Is the hallowed sense of minerality the key to terroir?


When I ask the terroirists if they had to reduce a wine’s transparent expression of site to one element, the response is generally broken down to mineral character. I suppose this rationale elucidates why minerality is a feature that is so sought after from a vigneron’s perspective, particularly if it’s believed to represent what a vine’s roots have to say if they can dig deeply enough to speak. That concept alone seems to evoke an inherent sense of profundity, as if the penetrating vine was akin to a human that had more interesting things to say than its superficial neighbors.

I suppose my own digging has left me w/ a few more questions. Can a wine be reflective of a unique site without possessing minerality? Can a wine showcase terroir brilliantly sans underlying mineral tone? Are these mutually exclusive inquiries?

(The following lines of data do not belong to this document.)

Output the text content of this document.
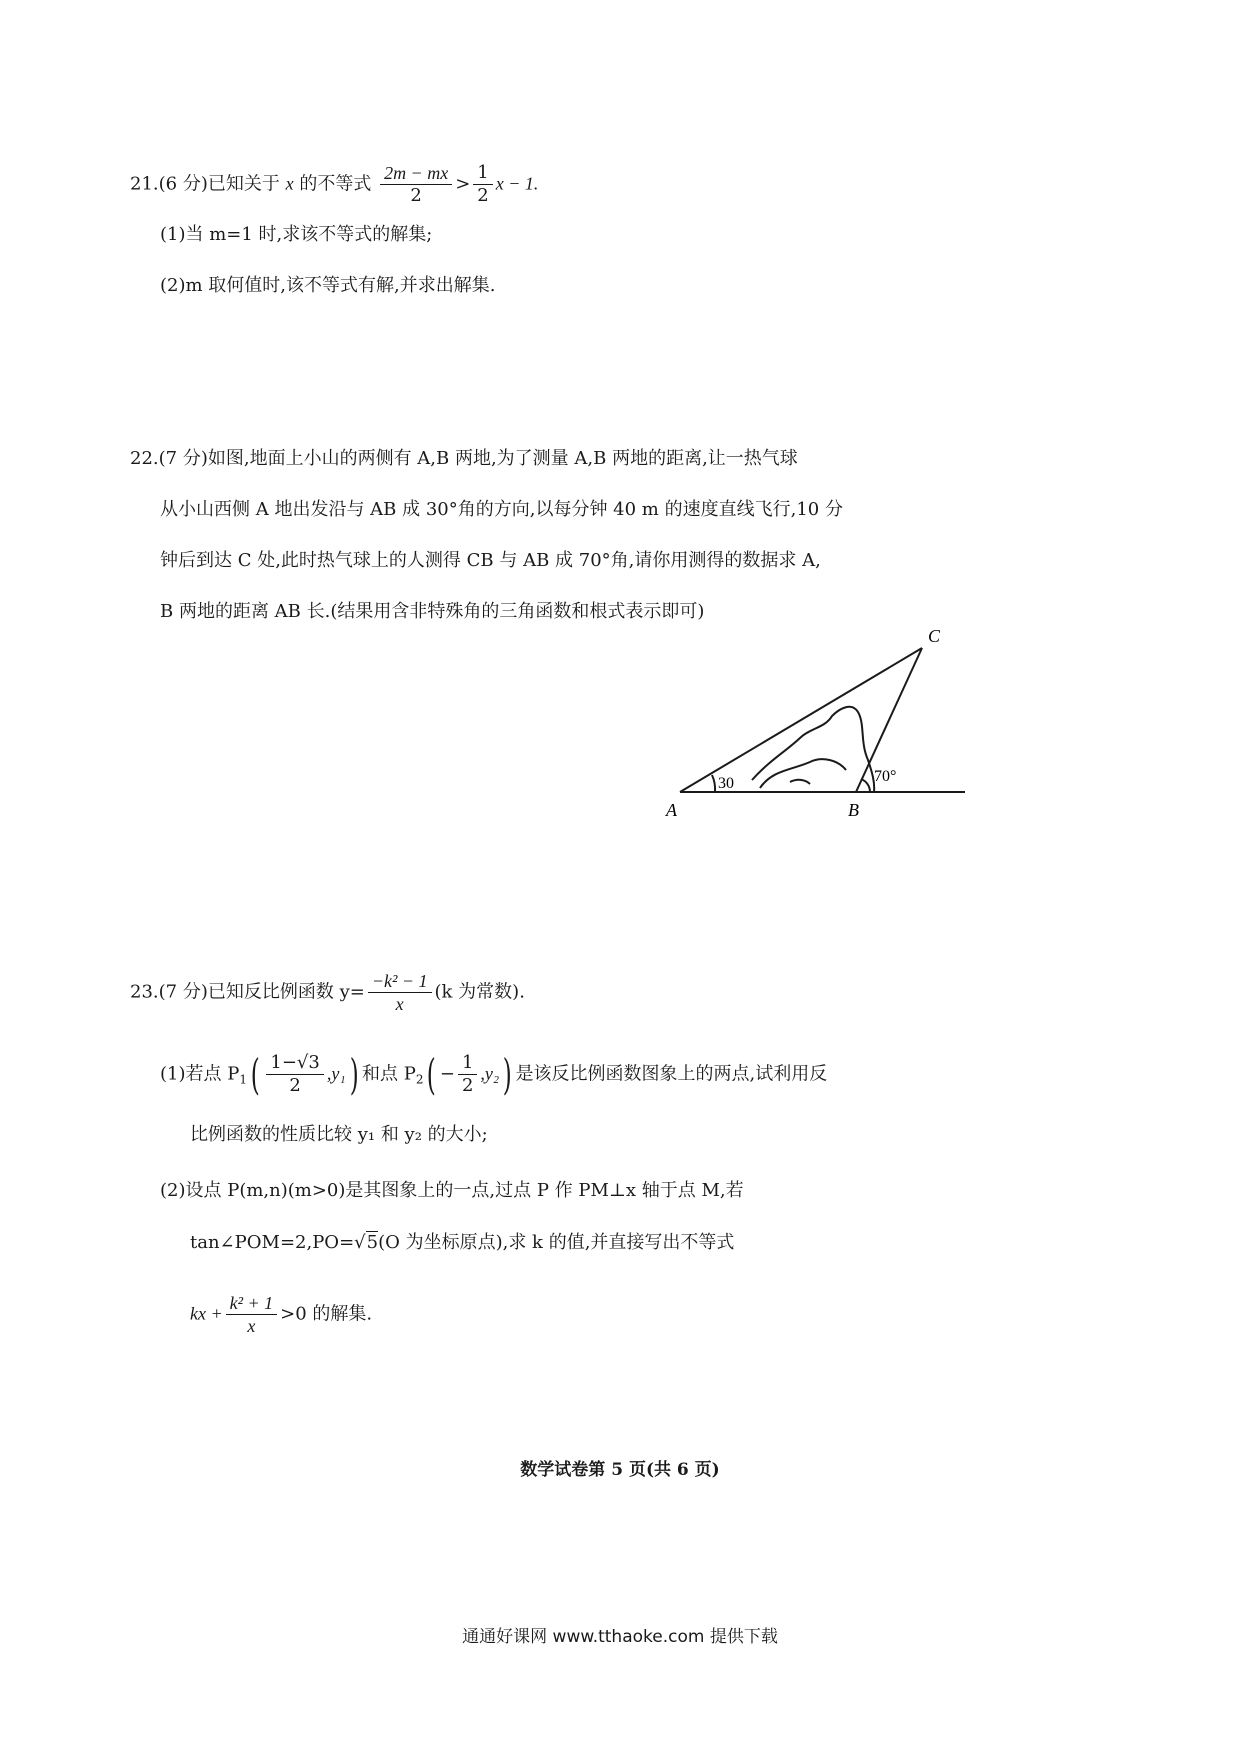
21.(6 分)已知关于 x 的不等式 $\frac{2m - mx}{2} > \frac{1}{2}$ x − 1.
(1)当 m=1 时,求该不等式的解集;
(2)m 取何值时,该不等式有解,并求出解集.
22.(7 分)如图,地面上小山的两侧有 A,B 两地,为了测量 A,B 两地的距离,让一热气球
从小山西侧 A 地出发沿与 AB 成 30°角的方向,以每分钟 40 m 的速度直线飞行,10 分
钟后到达 C 处,此时热气球上的人测得 CB 与 AB 成 70°角,请你用测得的数据求 A,
B 两地的距离 AB 长.(结果用含非特殊角的三角函数和根式表示即可)
A	B
C
30	70°
23.(7 分)已知反比例函数 $y= \frac{\text{−k² − 1}}{x} (k$ 为常数).
(1)若点 $P_1( \frac{1-√3}{2} ,y_1)$ 和点 $P_2( - \frac{1}{2} ,y_2)$ 是该反比例函数图象上的两点,试利用反
比例函数的性质比较 y₁ 和 y₂ 的大小;
(2)设点 P(m,n)(m>0)是其图象上的一点,过点 P 作 PM⊥x 轴于点 M,若
tan∠POM=2,PO=√5(O 为坐标原点),求 k 的值,并直接写出不等式
kx + $\frac{\text{k² + 1}}{x} >0$ 的解集.
数学试卷第 5 页(共 6 页)
通通好课网 www.tthaoke.com 提供下载
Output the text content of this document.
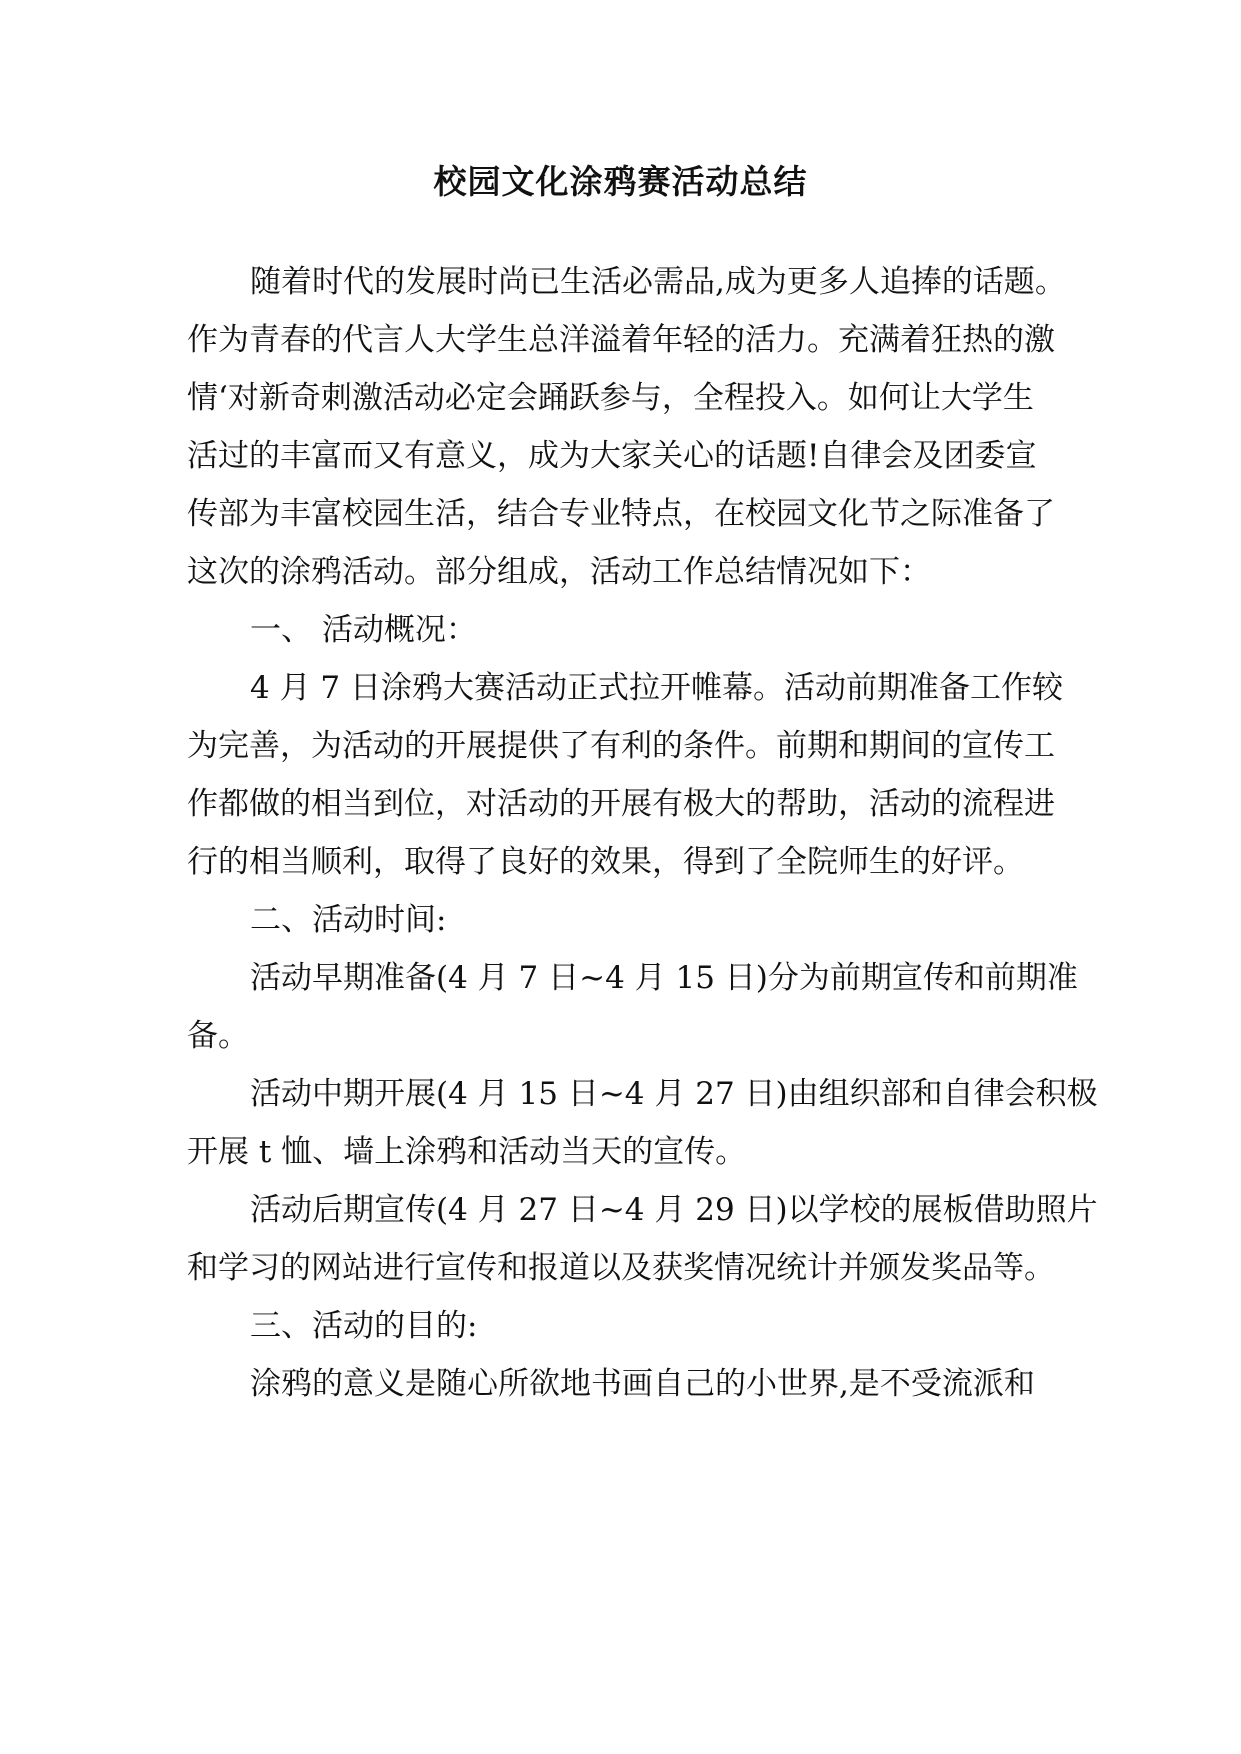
校园文化涂鸦赛活动总结

随着时代的发展时尚已生活必需品,成为更多人追捧的话题。

作为青春的代言人大学生总洋溢着年轻的活力。充满着狂热的激

情‘对新奇刺激活动必定会踊跃参与，全程投入。如何让大学生

活过的丰富而又有意义，成为大家关心的话题!自律会及团委宣

传部为丰富校园生活，结合专业特点，在校园文化节之际准备了

这次的涂鸦活动。部分组成，活动工作总结情况如下：

一、 活动概况：

4 月 7 日涂鸦大赛活动正式拉开帷幕。活动前期准备工作较

为完善，为活动的开展提供了有利的条件。前期和期间的宣传工

作都做的相当到位，对活动的开展有极大的帮助，活动的流程进

行的相当顺利，取得了良好的效果，得到了全院师生的好评。

二、活动时间:

活动早期准备(4 月 7 日~4 月 15 日)分为前期宣传和前期准

备。

活动中期开展(4 月 15 日~4 月 27 日)由组织部和自律会积极

开展 t 恤、墙上涂鸦和活动当天的宣传。

活动后期宣传(4 月 27 日~4 月 29 日)以学校的展板借助照片

和学习的网站进行宣传和报道以及获奖情况统计并颁发奖品等。

三、活动的目的:

涂鸦的意义是随心所欲地书画自己的小世界,是不受流派和
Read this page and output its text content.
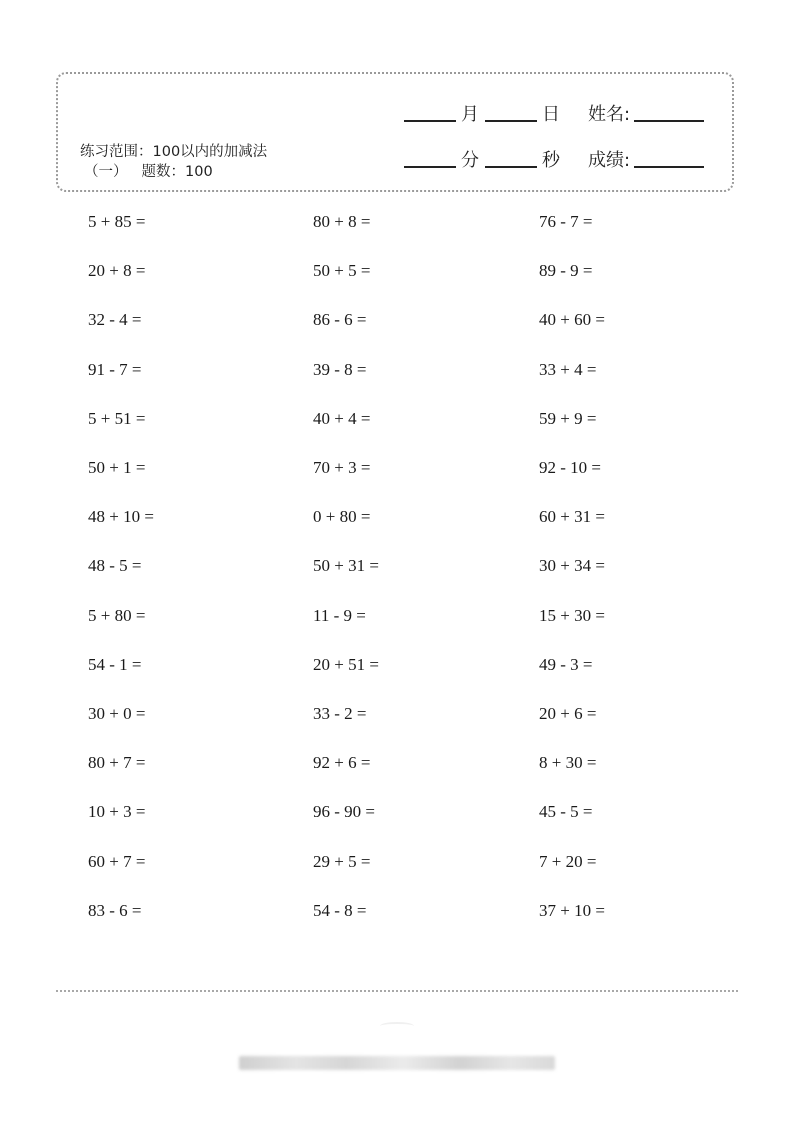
月	日 姓名:
分	秒 成绩:
练习范围：100以内的加减法
（一） 题数：100
5 + 85 =
20 + 8 =
32 - 4 =
91 - 7 =
5 + 51 =
50 + 1 =
48 + 10 =
48 - 5 =
5 + 80 =
54 - 1 =
30 + 0 =
80 + 7 =
10 + 3 =
60 + 7 =
83 - 6 =
80 + 8 =
50 + 5 =
86 - 6 =
39 - 8 =
40 + 4 =
70 + 3 =
0 + 80 =
50 + 31 =
11 - 9 =
20 + 51 =
33 - 2 =
92 + 6 =
96 - 90 =
29 + 5 =
54 - 8 =
76 - 7 =
89 - 9 =
40 + 60 =
33 + 4 =
59 + 9 =
92 - 10 =
60 + 31 =
30 + 34 =
15 + 30 =
49 - 3 =
20 + 6 =
8 + 30 =
45 - 5 =
7 + 20 =
37 + 10 =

I tend to find a much greater sense of minerality in thin skinned grapes from cooler sites, so would a thicker skinned varietal w/ an added dose of ripeness be ‘less reflective’ of its terroir simply because we fail to detect minerality?

These questions, from my standpoint, don’t go further into the realm of superiority. To my way of thinking, wines can be great w/ or w/o minerality and w/ or w/o a firm sensation of terroir. I don’t deny that a connection to a particular site is a provocative one that strikes me as having a singular integrity, but I don’t think it is an obligatory aspect of making great wine.

So to clarify, what I seek further understanding of is the link between minerality & terroir, perhaps from a perspective that is a bit less linear than minerality + wine = terroir.